Pendant que des mortels la multitude vile,
Sous le fouet du Plaisir, ce bourreau sans merci,
Va cueillir des remords dans la fête servile,
Ma Douleur, donne-moi la main ; viens par ici,
Loin d’eux. Vois se pencher les défuntes Années,
Sur les balcons du ciel, en robes surannées ;
Surgir du fond des eaux le Regret souriant ;

Après avoir ainsi impressionné ses élèves avec le fouet du Plaisir et la fête servile, il ajoutait, cela m'a été raconté: 
Si je faisais de la prison, j’en profiterais pour puiser dans les trésors de ma mémoire. Je ne m’ennuierais pas une seconde. D’ailleurs, suite à la manifestation de la St-Jean du 24 juin 1968 que la police qualifiait d’émeute, j’ai passé vingt-quatre heures en prison, au quartier général de la police dans le Vieux-Montréal, dans la même cellule que Pierre Bourgault. J’ai payé une amende de cinquante dollars suivant ainsi les conseils de mon avocat Serge Ménard (aujourd’hui ex-député du Bloc québécois à Ottawa qui s'est vu offrir une enveloppe de 10,000 $ par le corrupteur libéral, maire de Laval et qu'il a refusée) pour avoir troublé la paix en face de la bibliothèque de Montréal au parc Lafontaine là où a eu lieu l’émeute, au moment même de l’émeute et je n’ai pas participé à l’émeute. Expliquez-moi ça. C’est un de ces miracles du droit. Dans les cellules du quartier général de la police dans le bas de la ville de Montréal, en début de soirée, Pierre Bourgault parlait des Patriotes de 1838. Puis quand on entendit des rumeurs qu’un policier était mort dans la manifestation et après avoir vu Reggie Chartrand qui avait la face comme s’il était passé dans un nid d’abeilles, Bourgault devint songeur et se tut.
Vous aurez deviné que la Circé tyrannique aux dangereux parfums, c'est moi. En retournant chez lui dans le Vieux-Longueuil, chaque soir, il évitait de voir les retombées de ses audaces verbales.
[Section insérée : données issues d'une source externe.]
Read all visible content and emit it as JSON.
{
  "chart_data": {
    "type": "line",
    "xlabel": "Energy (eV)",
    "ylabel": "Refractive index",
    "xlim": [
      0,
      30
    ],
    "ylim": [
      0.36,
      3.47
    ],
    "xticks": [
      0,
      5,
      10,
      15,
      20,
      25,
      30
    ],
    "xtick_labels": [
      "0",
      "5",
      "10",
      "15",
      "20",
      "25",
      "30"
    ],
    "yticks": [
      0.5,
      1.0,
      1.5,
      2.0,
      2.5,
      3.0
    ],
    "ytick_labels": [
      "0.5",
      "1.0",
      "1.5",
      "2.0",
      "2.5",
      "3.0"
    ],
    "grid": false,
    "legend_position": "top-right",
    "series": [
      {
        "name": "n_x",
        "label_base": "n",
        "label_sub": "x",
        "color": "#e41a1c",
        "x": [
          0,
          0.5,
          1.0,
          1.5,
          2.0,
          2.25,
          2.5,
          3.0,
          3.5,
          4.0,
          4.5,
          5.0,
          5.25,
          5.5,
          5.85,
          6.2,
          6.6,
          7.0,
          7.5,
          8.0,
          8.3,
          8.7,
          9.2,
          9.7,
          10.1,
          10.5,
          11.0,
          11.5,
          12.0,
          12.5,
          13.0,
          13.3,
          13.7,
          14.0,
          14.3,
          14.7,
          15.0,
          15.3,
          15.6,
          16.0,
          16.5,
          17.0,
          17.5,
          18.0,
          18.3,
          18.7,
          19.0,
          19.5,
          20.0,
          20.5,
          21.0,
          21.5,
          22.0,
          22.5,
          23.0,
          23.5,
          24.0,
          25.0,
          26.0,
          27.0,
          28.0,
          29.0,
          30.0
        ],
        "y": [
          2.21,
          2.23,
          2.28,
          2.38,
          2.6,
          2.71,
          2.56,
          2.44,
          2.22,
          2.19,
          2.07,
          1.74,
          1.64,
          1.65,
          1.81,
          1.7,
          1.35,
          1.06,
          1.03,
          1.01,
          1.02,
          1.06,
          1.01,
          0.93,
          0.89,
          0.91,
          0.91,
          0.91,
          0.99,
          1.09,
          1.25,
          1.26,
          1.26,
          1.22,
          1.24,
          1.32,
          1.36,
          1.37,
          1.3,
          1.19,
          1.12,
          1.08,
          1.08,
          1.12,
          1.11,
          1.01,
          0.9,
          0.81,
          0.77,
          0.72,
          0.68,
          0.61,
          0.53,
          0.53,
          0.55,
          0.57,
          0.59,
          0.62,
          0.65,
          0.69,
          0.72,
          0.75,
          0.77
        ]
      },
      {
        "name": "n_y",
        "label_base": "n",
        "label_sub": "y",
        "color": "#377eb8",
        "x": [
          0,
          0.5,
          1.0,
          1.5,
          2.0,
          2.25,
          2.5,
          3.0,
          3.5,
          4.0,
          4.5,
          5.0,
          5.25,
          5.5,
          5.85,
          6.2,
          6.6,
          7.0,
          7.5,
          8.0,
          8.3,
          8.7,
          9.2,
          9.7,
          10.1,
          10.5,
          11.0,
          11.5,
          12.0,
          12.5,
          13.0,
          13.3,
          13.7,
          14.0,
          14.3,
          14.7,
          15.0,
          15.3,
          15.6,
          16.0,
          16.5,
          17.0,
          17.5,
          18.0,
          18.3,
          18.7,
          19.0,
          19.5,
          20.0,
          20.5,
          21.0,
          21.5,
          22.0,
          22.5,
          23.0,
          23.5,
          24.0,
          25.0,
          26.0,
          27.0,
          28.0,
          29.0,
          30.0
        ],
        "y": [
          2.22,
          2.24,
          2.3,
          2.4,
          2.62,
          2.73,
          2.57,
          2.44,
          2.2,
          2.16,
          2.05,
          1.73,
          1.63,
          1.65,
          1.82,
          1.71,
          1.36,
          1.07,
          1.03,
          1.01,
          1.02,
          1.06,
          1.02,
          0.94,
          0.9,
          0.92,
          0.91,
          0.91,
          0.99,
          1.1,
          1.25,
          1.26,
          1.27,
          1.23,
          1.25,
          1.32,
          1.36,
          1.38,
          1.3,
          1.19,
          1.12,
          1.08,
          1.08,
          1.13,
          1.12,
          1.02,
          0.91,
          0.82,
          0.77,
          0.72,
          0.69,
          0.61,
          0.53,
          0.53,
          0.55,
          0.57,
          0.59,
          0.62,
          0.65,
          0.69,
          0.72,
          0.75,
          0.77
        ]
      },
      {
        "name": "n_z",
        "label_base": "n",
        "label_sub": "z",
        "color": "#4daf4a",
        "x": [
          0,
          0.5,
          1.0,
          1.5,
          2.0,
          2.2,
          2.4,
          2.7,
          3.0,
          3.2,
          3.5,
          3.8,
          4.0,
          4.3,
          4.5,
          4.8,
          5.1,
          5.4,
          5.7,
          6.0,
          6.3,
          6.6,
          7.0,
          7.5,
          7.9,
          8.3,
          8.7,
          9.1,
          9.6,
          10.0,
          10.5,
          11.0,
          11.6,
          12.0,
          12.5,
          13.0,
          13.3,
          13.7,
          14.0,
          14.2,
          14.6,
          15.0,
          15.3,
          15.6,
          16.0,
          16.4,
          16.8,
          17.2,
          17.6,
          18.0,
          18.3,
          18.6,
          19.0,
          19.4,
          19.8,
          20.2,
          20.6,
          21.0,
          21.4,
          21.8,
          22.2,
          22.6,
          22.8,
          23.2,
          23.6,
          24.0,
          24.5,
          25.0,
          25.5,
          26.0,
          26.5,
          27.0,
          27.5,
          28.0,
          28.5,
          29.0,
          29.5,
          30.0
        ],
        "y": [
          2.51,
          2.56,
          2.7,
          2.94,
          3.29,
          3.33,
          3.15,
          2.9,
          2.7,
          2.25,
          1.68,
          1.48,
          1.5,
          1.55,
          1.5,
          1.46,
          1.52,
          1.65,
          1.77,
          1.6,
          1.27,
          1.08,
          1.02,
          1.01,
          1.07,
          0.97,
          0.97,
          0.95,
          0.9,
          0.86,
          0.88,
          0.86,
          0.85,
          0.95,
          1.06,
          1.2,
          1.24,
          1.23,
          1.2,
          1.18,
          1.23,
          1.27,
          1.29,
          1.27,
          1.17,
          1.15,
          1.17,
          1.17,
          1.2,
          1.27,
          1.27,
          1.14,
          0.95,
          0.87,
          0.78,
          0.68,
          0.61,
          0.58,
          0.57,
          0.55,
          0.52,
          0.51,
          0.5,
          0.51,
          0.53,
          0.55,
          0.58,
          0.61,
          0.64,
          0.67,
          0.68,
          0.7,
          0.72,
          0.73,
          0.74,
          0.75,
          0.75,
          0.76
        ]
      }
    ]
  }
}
Il échappait ainsi, selon lui, à un milieu fermé et lourd où régnait le dénigrement. Ce dénigrement existait au coeur même du département de français.  Son inconscience l’a parfois sauvé et ses amis aussi.  Je me suis informé sur lui: c'est facile car il parle volontiers de lui devant ses élèves. Ce n'est pas un hasard s'il a fait sa thèse de doctorat sur l'autobiographie.  Un p'tit gars du bas de la ville de Montréal qui nous nargue en citant Montaigne, muni d’une maîtrise en théologie de l’Université de Montréal et d’un doctorat en lettres de l’Université Laval,  avec des talents d’écrivain polémiste et un goût marqué pour les affrontements, Boutefeu a eu, dans ses belles années, m'a-t-on dit,  un handicap de six au golf, une moyenne de 400 au baseball de dix à seize ans et de 600 à la balle donnée au Grand Séminaire de Montréal et au camping de La Tuque.  Il prétendait que la Canada Cup était la meilleure balle pour le golf d’automne. Il disait : Frapper sur le Canada, quel plaisir! Il aurait sans doute aimé avoir une balle à mon nom. Dans ses diatribes politiques, il commençait en citant Réjean Ducharme (il avait fait sa thèse de maîtrise en lettres sur l’Avalée des avalés, roman publié chez Gallimard) : Parlons du Canada. Déployons de mornes efforts. C'était un indépendantiste militant.  Avec ténacité et acharnement. Il était très critique à l'endroit de ceux qu'il appelait les pourris fédéralistes qui sont des tricheurs pratiquant le terrorisme économique. Robert Bourassa était sa tête de Turc. Il le détestait. Dans ses livres, il le fustige. Il admire Jean-François Lisée qui a écrit deux essais magistraux contre Robert Bourassa: Le Tricheur et le Naufrageur.
Décorum
Boutefeu m'appelait la Reine du décorum. Le décorum est l’ensemble des règles qu’il faut observer pour tenir son rang dans la bonne société. C’est ce qui relève des convenances, de la bienséance, du cérémonial, du protocole, de l’étiquette, du savoir-vivre, des bonnes manières, de la civilité, de la courtoisie On m’a beaucoup reproché de tenir au décorum en tout temps. Par exemple, dans une assemblée municipale, à la période des questions, on voit souvent des Sorelois belliqueux s’énerver et s’emporter verbalement contre le maire et ses conseillers à cause d’une augmentation de taxes ou un projet qui implique des dépenses. Ils peuvent aller jusqu’à l’injure. C’est un manque de décorum. Le maire de Sorel en sait quelque chose. Il faut être capable d’exprimer un désaccord sans manquer de respect pour les autorités. C’est une question de savoir-vivre et de politesse.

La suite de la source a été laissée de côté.